You don’t fully appreciate your parents until you reflect back on the decisions they made and how those decisions have manifested in your life. My upbringing accounts for the mentality, behavior and choices that I make today and into the future. I’ve met so many different people who have come from broken homes, where they didn’t receive the same attention, support and care that I did, which I’m eternally grateful for. Over the years, I’ve reflected on the characteristics, habits and viewpoints that I share with my parents. For instance, my mom literally brainwashed me to hate cats when I was a child and today I don’t want to go anywhere near them. My mom, and grandmother, recited “don’t smoke cigarettes” so regularly that anytime I see a cigarette, their face and voice appears in my head saying “don’t smoke cigarettes”. I get some of my goofy jokes and mannerisms from my father, and my anxiety from my mother. I like to tell people that I’m a split between both of them, but with a twist because my career and taste is different in many ways. The most valuable thing that you get from your parents is a set of core values. For me it was to be nice to everyone, work really hard, stand up for yourself and don’t rush into things.
After much deep thought, I have finally narrowed down the top four decisions that my parents made for me that have had by far the biggest long term impact on my career and life. Before making each decision, they were very stressed out and put a lot of thought into the potential outcomes and consequences. While they’ve made a lot of good, and a few poor, decisions throughout my life, these are the ones that most stood out to me.
- They held me back in kindergarten. It took me later to mature than other children my age so my parents made the decision to hold me back a year so I had more time to develop. I went through kindergarten twice and the result was that I was always one of the oldest in my classes for the rest of my life. I was one of the first people to have a bar mitzvah and one of the first to turn 21 in college. I went from being seen as the most immature, to the oldest and wisest. Sometimes I like to ask people to guess my age because they always guess younger but then say “but you act more mature”. I think this relates to being held back because I had more time to find myself. Back then, if you were one year older than your classmates, it felt like you were much older, compared to now at 34 years old, it doesn’t matter if someone is five or ten years younger.

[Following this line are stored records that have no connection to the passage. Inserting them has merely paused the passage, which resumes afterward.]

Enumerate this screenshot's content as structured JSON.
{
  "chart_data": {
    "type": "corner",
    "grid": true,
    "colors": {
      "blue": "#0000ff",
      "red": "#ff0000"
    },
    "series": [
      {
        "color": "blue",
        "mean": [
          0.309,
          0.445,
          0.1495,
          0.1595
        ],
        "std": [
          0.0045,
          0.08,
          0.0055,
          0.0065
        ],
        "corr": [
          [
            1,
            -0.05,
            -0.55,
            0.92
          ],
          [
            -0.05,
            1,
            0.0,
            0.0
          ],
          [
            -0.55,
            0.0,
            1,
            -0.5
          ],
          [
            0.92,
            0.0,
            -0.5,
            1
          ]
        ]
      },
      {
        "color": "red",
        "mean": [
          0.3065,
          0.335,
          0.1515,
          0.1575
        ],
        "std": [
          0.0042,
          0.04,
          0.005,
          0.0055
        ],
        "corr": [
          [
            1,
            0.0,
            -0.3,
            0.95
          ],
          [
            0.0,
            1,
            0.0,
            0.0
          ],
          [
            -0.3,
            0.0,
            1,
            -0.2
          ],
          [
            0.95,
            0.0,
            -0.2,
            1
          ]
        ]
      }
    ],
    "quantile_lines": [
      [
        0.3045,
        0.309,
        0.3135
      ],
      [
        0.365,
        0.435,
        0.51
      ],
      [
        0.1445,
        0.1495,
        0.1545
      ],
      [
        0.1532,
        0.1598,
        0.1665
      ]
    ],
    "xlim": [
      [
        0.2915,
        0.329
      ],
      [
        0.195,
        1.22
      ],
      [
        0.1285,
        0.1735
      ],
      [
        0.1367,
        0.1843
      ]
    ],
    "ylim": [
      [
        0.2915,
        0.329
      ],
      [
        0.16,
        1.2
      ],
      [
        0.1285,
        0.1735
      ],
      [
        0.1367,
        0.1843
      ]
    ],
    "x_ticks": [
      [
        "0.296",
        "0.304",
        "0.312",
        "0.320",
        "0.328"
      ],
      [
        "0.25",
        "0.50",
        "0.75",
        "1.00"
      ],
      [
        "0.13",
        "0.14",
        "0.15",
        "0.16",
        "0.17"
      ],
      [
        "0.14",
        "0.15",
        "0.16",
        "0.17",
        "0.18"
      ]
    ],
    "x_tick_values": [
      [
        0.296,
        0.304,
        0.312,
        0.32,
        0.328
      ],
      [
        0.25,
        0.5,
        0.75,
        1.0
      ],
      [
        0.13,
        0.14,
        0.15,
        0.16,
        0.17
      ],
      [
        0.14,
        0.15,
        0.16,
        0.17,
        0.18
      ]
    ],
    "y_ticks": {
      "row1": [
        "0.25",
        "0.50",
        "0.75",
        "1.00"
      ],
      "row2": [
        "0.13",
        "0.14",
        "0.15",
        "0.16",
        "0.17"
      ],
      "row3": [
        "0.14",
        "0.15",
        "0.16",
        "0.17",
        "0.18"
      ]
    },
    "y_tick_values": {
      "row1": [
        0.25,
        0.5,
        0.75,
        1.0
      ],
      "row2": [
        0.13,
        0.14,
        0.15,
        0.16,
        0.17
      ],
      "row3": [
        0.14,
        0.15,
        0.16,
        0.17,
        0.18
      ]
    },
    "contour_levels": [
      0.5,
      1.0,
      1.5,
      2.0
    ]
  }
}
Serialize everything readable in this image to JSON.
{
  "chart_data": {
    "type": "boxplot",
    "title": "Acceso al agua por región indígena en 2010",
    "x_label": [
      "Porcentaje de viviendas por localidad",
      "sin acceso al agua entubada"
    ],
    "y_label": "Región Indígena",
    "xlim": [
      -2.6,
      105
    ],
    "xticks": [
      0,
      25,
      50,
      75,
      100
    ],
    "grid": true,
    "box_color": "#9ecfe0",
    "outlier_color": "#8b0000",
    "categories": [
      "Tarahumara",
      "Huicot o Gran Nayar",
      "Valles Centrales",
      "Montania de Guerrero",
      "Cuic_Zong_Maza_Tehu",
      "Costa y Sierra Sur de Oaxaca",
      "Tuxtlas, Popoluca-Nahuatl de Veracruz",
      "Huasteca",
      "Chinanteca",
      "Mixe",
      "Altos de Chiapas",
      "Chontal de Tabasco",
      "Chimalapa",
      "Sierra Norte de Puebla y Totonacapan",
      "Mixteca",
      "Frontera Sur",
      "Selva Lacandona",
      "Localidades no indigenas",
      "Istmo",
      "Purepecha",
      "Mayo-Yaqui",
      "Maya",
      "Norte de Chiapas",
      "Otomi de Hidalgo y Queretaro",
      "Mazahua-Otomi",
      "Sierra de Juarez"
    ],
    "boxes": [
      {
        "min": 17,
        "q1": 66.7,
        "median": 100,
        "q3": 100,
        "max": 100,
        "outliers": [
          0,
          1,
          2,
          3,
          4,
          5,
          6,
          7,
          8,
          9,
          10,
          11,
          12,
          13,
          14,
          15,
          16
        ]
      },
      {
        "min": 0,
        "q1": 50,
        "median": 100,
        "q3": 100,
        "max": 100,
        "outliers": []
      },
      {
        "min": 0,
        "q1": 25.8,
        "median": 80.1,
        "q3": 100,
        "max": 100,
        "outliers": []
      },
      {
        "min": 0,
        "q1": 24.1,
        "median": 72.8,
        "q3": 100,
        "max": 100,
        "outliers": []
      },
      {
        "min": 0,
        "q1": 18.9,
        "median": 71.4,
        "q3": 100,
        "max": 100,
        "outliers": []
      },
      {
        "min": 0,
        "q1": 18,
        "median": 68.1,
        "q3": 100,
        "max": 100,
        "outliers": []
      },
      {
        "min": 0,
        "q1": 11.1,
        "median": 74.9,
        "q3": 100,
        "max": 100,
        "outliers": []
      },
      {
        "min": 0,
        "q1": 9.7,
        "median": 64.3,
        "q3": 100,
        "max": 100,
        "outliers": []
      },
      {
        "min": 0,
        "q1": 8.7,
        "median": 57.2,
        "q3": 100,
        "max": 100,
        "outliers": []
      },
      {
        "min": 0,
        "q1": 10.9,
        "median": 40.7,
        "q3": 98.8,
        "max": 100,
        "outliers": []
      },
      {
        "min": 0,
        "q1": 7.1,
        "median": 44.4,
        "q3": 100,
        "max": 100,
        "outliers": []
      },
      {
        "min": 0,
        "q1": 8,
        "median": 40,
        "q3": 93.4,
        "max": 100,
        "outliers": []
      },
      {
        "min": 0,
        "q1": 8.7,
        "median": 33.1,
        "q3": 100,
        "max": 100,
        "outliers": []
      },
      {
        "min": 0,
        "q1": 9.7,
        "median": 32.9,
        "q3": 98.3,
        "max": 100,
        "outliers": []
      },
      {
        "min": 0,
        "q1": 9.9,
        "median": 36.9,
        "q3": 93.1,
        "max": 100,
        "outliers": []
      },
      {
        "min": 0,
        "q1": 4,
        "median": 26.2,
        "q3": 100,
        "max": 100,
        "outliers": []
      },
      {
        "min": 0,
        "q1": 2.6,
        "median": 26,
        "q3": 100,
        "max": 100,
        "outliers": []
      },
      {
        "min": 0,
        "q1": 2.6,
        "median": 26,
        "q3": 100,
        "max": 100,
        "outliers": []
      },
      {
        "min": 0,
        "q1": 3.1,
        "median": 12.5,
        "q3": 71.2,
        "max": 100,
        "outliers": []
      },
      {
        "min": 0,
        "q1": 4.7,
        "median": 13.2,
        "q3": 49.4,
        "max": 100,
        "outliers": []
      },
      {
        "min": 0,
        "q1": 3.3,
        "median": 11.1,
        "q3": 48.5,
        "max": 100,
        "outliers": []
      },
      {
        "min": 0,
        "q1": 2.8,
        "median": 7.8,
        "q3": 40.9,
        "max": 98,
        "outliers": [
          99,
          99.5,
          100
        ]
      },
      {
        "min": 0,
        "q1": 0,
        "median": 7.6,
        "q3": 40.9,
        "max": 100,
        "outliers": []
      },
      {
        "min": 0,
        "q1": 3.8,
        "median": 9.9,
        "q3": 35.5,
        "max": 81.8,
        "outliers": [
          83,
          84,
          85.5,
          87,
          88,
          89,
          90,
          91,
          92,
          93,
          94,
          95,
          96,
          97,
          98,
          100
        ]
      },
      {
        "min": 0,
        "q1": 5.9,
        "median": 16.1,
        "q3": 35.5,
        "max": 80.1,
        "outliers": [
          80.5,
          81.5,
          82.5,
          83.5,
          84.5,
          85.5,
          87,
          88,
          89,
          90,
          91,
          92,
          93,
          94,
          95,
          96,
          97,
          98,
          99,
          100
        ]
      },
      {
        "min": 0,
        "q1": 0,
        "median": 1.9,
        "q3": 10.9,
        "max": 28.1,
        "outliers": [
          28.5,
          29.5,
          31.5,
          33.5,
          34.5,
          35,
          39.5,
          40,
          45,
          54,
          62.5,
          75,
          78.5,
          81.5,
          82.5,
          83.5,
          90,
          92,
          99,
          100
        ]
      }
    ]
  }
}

- They forced me to work a service job as a teenager. After my 13th birthday, my father introduced me to a caterer at my local temple. He told me that I needed to start working and making money so I wouldn’t rely on them for the rest of my life. My dads parents immigrated from Russia and they are all incredibly hard workers, who started at a young age and never believed in retirement. They were not only all entrepreneurs (my grandmother had a sewing business, while my father had a food distributing company) but they viewed work as more than just a paycheck – it was a learning experience and a way to meet people. As part of the catering company, I would help set up and clean up shabbat dinners, bar mitzvah’s, and weddings. I learned how to deal with difficult people, problem solve, and work with people who were quadruple my age. I not only appreciated the experience that I received but it made it much easier to work with older generations throughout my whole career.
- They steered me away from quitting my job too early. When I was employed at a major Fortune 200 company, I was also working on my blog, magazine and book during nights and weekends. As time went on, it became harder to be a fully productive employee because I was ten times more passionate about my side hustles so I had anxiety about when I should quit. I remember that I would have weekly calls with my father, where I told him I wanted to just quit and start a company. My patience grew thin but my father would always tell me “don’t rush into quitting, make sure it’s the right time”. Over three years later, after my first book was successful, there was enough demand for my services and a high enough projected revenue that I quit my job. If I quit too early, it would have been risky because it was less predictable how I would make money. My father’s advice to be patient resulted in me leaving with confidence and having a higher likelihood of succeeding.
- They pushed me to try a variety of activities. When I was 13 years old, my parents enlisted me in a piano class. Every week for several months I had to take piano lessons and then practice at home. After the final recital, I quit because I wasn’t passionate at piano but wanted to see my lessons through for my parents. My parents also pushed me to ice skate and again, it wasn’t something that I was going to pursue for a career, but the exposure was important. The idea is that you don’t know what you’re going to love until you try and it’s better to be exposed to several different activities when you’re younger so you have a path as you grow older. I never would have known if any of these activities would be a long-term pursuit if I didn’t at least try them and that was thanks to my parents.